Shell announced a settlement with the UK's Financial Services Authority and the US Securities and Exchange Commission last month, agreeing to pay £83m in fines in return for them ending their inquiries. However, the FSA stressed that its settlement related only to the company and not to serving and former directors of Shell, who are still being investigated.
A Shell spokesman was unable to say why Mr van de Vijver's severance deal was payable in stages and subject to him co-operating with the authorities when Sir Philip's was not. He suggested, however, that the amount of the pay-off was higher because Mr van de Vijver was a Dutch citizen employed under Dutch employment law and also had longer to go to retirement.
An investigation by Shell into the scandal published in April revealed how Mr van de Vijver had sent an e-mail to Sir Philip complaining that he was "sick and tired of lying" about the extent of Shell's reserves problems. The investigation, carried out by a firm of US lawyers, Davis Polk, on Shell's behalf, also disclosed that senior executives within Shell, including its current chairman, Jeroen van der Veer, had been aware of the possibility that Shell was over-estimating reserves two years before the company publicly disclosed the fact in January.

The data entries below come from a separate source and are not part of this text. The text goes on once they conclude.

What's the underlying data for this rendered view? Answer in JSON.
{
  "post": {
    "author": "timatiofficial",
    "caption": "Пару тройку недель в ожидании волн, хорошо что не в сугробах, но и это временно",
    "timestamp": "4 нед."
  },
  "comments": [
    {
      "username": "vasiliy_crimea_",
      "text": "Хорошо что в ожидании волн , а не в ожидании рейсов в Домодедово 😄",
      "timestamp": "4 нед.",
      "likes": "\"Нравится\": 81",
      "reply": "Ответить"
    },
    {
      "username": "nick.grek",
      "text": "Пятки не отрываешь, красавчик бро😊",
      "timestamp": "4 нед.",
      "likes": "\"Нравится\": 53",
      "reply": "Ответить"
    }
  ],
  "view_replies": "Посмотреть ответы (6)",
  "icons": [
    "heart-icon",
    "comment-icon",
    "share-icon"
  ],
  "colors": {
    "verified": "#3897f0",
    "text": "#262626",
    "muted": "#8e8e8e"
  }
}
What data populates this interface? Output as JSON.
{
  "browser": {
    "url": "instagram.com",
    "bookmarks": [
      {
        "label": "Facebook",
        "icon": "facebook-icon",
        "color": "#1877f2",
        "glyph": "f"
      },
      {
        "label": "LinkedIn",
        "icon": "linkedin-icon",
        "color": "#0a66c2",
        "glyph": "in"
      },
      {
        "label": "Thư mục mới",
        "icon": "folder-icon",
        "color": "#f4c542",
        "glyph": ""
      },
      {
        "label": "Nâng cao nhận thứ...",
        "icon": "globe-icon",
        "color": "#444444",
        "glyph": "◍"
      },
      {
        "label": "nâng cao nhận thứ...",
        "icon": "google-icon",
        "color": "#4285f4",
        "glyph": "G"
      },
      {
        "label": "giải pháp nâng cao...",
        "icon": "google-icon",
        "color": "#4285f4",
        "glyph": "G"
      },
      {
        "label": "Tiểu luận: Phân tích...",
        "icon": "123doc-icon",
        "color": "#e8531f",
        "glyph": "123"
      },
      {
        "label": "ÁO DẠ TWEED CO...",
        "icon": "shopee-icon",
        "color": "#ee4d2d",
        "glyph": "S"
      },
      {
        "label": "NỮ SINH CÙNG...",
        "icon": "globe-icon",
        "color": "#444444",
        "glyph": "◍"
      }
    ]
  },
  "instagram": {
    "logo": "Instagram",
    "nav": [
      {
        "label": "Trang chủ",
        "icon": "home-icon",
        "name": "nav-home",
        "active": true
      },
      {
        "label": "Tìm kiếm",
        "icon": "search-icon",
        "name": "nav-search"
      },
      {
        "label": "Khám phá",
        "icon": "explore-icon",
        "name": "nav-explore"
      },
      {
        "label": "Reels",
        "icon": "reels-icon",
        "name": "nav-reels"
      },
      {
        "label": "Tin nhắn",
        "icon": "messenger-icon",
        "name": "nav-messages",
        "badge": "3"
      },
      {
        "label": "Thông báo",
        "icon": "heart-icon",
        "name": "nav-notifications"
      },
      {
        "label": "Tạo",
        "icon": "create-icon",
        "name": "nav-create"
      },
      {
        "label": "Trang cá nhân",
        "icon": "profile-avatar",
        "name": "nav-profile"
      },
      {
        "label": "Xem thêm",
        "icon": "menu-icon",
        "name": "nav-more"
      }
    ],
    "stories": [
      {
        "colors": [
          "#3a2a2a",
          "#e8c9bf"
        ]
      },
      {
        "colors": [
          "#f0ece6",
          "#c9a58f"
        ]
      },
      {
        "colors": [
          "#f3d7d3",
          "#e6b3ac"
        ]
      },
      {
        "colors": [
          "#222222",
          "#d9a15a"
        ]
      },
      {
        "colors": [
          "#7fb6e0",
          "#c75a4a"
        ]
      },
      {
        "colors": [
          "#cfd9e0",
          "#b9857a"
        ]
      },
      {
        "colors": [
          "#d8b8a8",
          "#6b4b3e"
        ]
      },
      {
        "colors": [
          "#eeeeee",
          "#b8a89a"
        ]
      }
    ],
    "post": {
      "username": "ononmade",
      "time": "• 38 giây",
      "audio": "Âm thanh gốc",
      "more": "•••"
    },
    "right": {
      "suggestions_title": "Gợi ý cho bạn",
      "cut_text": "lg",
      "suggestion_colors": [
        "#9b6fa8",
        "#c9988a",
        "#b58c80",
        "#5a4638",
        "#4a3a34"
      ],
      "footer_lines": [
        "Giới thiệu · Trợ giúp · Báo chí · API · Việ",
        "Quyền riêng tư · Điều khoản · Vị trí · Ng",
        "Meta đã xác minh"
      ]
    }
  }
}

In addition to the €3.8m, Mr van de Vijver is also eligible to receive a €385,000 annual pension from 2015 onwards and can keep 271,000 share options, none of which have any exercise value. Although Mr van de Vijver was fired in March, his termination of employment only takes effect from 1 September, meaning that he will have remained on the pay-roll in the intervening period. However, he has had to give up 64,000 performance-linked shares worth £252,000 and received no performance bonus for last year or this year.
The size of the two men's pay-offs, which together amount to £3.5m, are likely to add salt to the wounds of shareholders. As a sop, Shell has agreed to overhaul its corporate governance arrangements by abandoning its much-criticised dual board structure. It may also take the more radical step of merging its British and Dutch halves into a single company.
Shell has promised investors an update of its plans in November. The plan is to implement them from next year's annual shareholders meetings.